European Cinema Hits in The Great 5

One of the longest and most popular sections, The Great 5, will this year again thrill both the refined cineastes and the broader audience. The cherry-picked film hits from five largest cinematic countries of the Old Continent (United Kingdom, Germany, France, Italy and Spain) include the coming attractions directed by some of the finest contemporary directors, like Andrea Arnold, Pedro Almodóvar and Paul Verhoeven, as well as a few surprises, genre experiments or weird and extraordinary narratives that sparked quite an interest on the European festival scene.

This year’s British torchbearer, director Andrea Arnold, is already a household name with the local audience who remember her films Fish Tank and Wuthering Heights.
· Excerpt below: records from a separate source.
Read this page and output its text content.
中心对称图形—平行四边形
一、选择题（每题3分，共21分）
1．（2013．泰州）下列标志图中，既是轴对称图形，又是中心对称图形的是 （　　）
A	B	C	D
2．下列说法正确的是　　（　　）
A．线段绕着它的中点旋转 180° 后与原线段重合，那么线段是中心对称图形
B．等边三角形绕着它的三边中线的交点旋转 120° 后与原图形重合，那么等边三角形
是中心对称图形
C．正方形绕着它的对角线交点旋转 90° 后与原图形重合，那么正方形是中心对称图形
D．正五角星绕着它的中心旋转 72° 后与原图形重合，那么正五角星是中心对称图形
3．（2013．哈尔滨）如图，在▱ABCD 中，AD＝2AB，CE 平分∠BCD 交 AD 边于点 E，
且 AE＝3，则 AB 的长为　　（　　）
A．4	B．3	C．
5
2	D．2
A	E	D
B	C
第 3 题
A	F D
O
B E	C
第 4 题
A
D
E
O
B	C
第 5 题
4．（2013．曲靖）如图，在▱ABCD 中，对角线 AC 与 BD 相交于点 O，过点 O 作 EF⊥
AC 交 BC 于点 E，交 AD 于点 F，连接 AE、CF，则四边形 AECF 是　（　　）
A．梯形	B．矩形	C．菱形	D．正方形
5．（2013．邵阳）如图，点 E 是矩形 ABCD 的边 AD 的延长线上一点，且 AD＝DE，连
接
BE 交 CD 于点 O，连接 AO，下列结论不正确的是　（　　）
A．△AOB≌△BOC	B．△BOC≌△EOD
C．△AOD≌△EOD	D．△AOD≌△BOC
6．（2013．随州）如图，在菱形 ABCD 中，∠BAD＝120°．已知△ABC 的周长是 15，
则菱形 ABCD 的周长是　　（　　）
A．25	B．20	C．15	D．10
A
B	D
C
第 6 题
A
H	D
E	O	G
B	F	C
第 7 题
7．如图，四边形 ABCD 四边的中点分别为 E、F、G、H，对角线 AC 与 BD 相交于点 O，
Her fourth feature, American Honey, is a drama-road movie combination and the winner of the Cannes jury award. The story about a group of forsaken adolescent dropouts travelling across Midwest, selling magazine subscriptions, is a fascinating and systematic insight into the unknown America. Outstanding and credible performances of the cast reflect the director’s specific shooting method: Arnold gathered a group of young men and women without acting experience on her journey across America and started making the film by inspiring them to bond and interact. Apart from the still anonymous young cast, the film stars Shia LaBeouf, accompanied by the magnificent original score.

Julieta, the latest piece by the most famous living Spanish director, Pedro Almodóvar, is an elegant and idiosyncratically Amodovarian tale of memories and motherhood, focusing on passion, loss and intrigue, as well as transformation. An adaptation of three intertwined stories by the Canadian Nobel Prize winner Alice Munro, this latest piece by the great director boasts an emotional and visual quality of his flagship films.

The French cinema is coming with Elle, the current national Oscar candidate, directed by American director Paul Verhoeven. A dark and painful subject matter, a film about a successful manager attacked and raped in her own home by a masked man, this disturbing thriller is nevertheless seasoned with a dose of satirical humour. One of the most complex and most controversial films by the filmmaker who gave Hollywood its trademark blockbusters like RoboCop and Basic Instinct is his first film after a ten-year break. A typical plot about a victim and her attacker is turned into a cinematic ‘cat and mouse play’. The French diva Isabelle Huppert gave a staggering performance – many critics already predict her a possible Oscar winner.